I'm having trouble understanding the proof for the intermediate value theorem for derivatives. Here is the thereom from Rudin:
Suppose $f$ is a real differentiable function on $[a,b]$ and suppose $f'(x) < \lambda < f'(b)$. Then there is a point $x \in (a,b)$ such that $f'(x) = \lambda$.
Proof: Put $g(t) =f(t) - \lambda t$. Then $g'(a) < 0$, so that $g(t_1) < g(a)$ for some $t_1 \in (a, b)$, and $g'(b) > 0$, so that $g(t_2) < g(b)$ for some $t_2 \in (a, b)$. Hence $g$ attains its minimum on $[a, b]$ (Theorem 4.16) at some point $x$ such that $a < x < b$. By Theorem 5.8, $g'(x) = 0$. Hence $f '(x) = \lambda$.

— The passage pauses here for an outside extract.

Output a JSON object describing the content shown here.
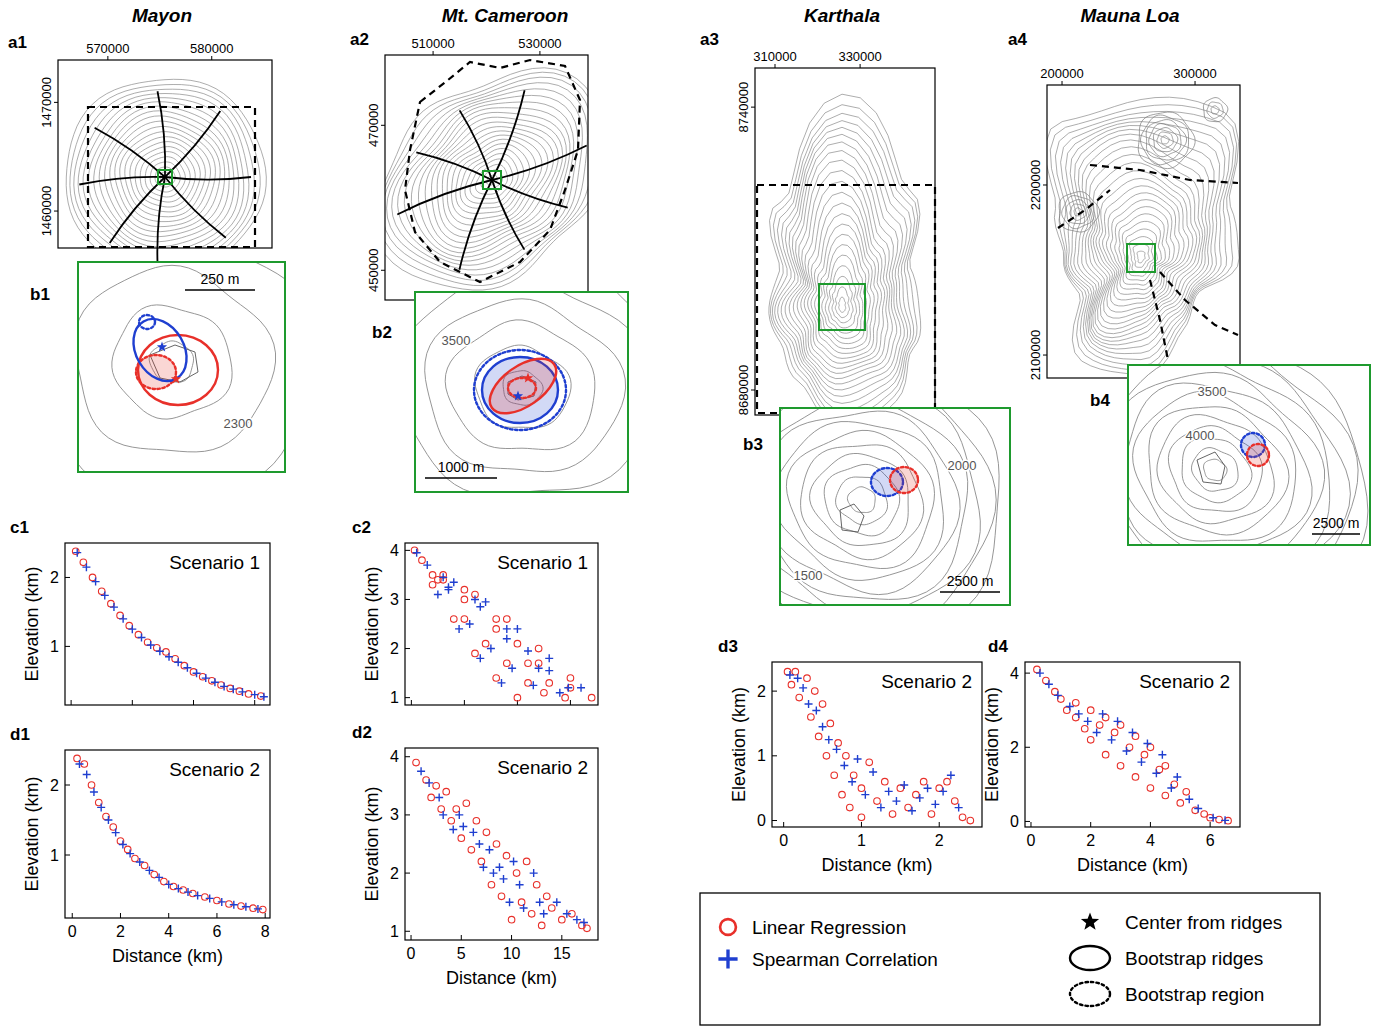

I don't understand how $g'(a) < 0$ implies $g(t_1) < g(a)$ for some $t_1 \in (a, b)$. Same for $t_2$. Any help please?
Note that $$ \lim_{x\to a} \frac{g(x)-g(a)}{x-a} = g'(a) < 0 $$ implies that $$ \frac{g(x)-g(a)}{x-a} < 0 $$ for $x>a$ sufficiently close to $a$.